Makerverse: Move from local app to Raspi

A couple of days ago another Maslow user from my town asked me, whether I could take a look at his machine. He guessed that someting went wrong with the calibration of his M2. Since I’m a happy user of the original Maslow (controlled by WebControl), I’m not so expierenced with the M2. :wink:

At the moment the guy controls the machine with a local app on his Mac. Since he have seen my Maslow with the WebControl on the Raspi, he wants to upgrade his machine.

#1 | If we get the M2 calibrated with the actual setup, I guess we can switch from the local app to the raspi without any hassle. Right?

#2 | Does the Makerverse run on a Pi 3?

  1. There is a .makerverse file/folder with the makerverse setup information that I believe you can move between them so the system will know where it is when you start it up. (the machine stores most information in the arduino, so changing the .makerverse file between machines really should only moves makerverse settings)

  2. yes. been running it for a while. It talkes a little while to get the docker to download and update itself, so once you start it, give it 20 minutes before you start to be concerned if it isn’t responding to your browser load requests. There should be instructions on the website and some basic step by step information in the forum wiki.


Perfekt, thanks :slight_smile:

We went through the calibration process twice and were not able to improve the result. :confused:

By now we did not touch the chains. So should we start from the very beginning and reset the chains and sprokets too?

@Orob What do you think? Should we do a fresh start and reset the chains?

if you have a center point mark on your board, drive to that spot. I may have mentioned this previously, but when my system was really far off, I adjusted the beam and very carefully measured the offset and motor distances. My Y offset was really far off to the point that the sled was driving off the work piece to punch the hole. Resetting those and getting an accurate measurement made a huge difference with the calibration results. It is like 3 mm now. I realize it isn’t 0.8 like some have been able to get, but it is good enough for me. Is there some error (or “uncertainty” if you are into being technically correct) in your measurement? Is your work space exactly 48 x 96? that you are using for measurement? Do you have an exact middle spot marked on it? I’ve been using webcontrol most recently, so my makerverse isn’t fresh. I was frustrated with the random offsets and trying to keep it calibrated. I have two controllers and I just swap the Due for the Mega and the raspberry pi runs whichever one I start. Here is the video I made on it that might be useful regarding calibration.

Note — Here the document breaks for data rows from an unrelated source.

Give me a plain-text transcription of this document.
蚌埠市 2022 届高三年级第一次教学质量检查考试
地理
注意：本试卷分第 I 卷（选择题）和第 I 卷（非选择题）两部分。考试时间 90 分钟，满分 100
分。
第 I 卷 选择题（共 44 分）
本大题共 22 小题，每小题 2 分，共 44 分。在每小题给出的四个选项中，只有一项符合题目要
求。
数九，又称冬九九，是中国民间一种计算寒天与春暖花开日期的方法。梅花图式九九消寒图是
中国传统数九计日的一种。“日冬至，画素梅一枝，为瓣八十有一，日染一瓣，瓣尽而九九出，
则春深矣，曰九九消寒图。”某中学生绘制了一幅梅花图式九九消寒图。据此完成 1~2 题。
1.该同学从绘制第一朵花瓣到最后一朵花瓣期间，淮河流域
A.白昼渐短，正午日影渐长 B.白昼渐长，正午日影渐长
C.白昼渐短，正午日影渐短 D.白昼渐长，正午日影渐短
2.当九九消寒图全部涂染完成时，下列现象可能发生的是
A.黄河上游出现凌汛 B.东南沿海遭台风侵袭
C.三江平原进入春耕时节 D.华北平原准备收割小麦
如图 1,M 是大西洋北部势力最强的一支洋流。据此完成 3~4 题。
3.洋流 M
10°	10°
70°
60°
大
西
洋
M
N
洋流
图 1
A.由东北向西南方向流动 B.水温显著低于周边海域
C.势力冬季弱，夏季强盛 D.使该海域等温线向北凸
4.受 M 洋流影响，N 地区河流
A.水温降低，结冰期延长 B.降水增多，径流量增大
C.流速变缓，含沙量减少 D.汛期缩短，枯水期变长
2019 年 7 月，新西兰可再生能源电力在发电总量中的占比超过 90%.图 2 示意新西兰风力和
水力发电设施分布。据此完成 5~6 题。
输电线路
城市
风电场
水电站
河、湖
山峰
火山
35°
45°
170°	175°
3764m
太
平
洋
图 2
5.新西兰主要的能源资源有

the classic to M2 calibration change makes the frame build exactness matter more. Generally speaking, a poor quality build is a bad idea every time, but I’m talking about “is the beam exactly level. Is it parallel to the floor, is it exactly parallel to the top of the workpiece.?” In my simple and limited opinion, I think the M2 frame build matters more because you are using the frame as reference for the calibration vs counting chain links and using a series of holes in space with some offset. The holey calibration took the distances from each other vs the distances from the edges. You better have really good edges or draw some if you want makerverse to give you good results. My small 4x4 system has a 5’ high work piece and I had to draw a 4’ line on it and use that to measure. If that line isn’t exactly straight, we are talking 2 mm offset from just that. the holey calibration on the older setup where you measure from hole to hole is less about your frame build quality and about getting the chains to a known position… just my meandering thoughts. In any case, the beam needs to be rigid and not deflect when the sled is at the top center. I was using a 2x4 mounted to the side of a 2x6 and the 2x4 was bending… not good. Make changes. The measurement chart here is useful. M2 to me means “Measure and Measure again.” Once you get it, you should be good to go. Generally speaking your measured offsets should be within a couple mm. if they are not, then check center location and your motor-motor spacing and y offset distance.

Hope I didn’t lose you in the ramble. Let me know how it works out.


Hi Orob

Thank you for your support. :smile: We were finally able to calibrate the machine and the guy is very happy with the accuracy (3.4mm).

Now he will move from the local installation to the Raspi.

That is great news! I think the raspberry pi on this machine is one of the best uses of a single board computer.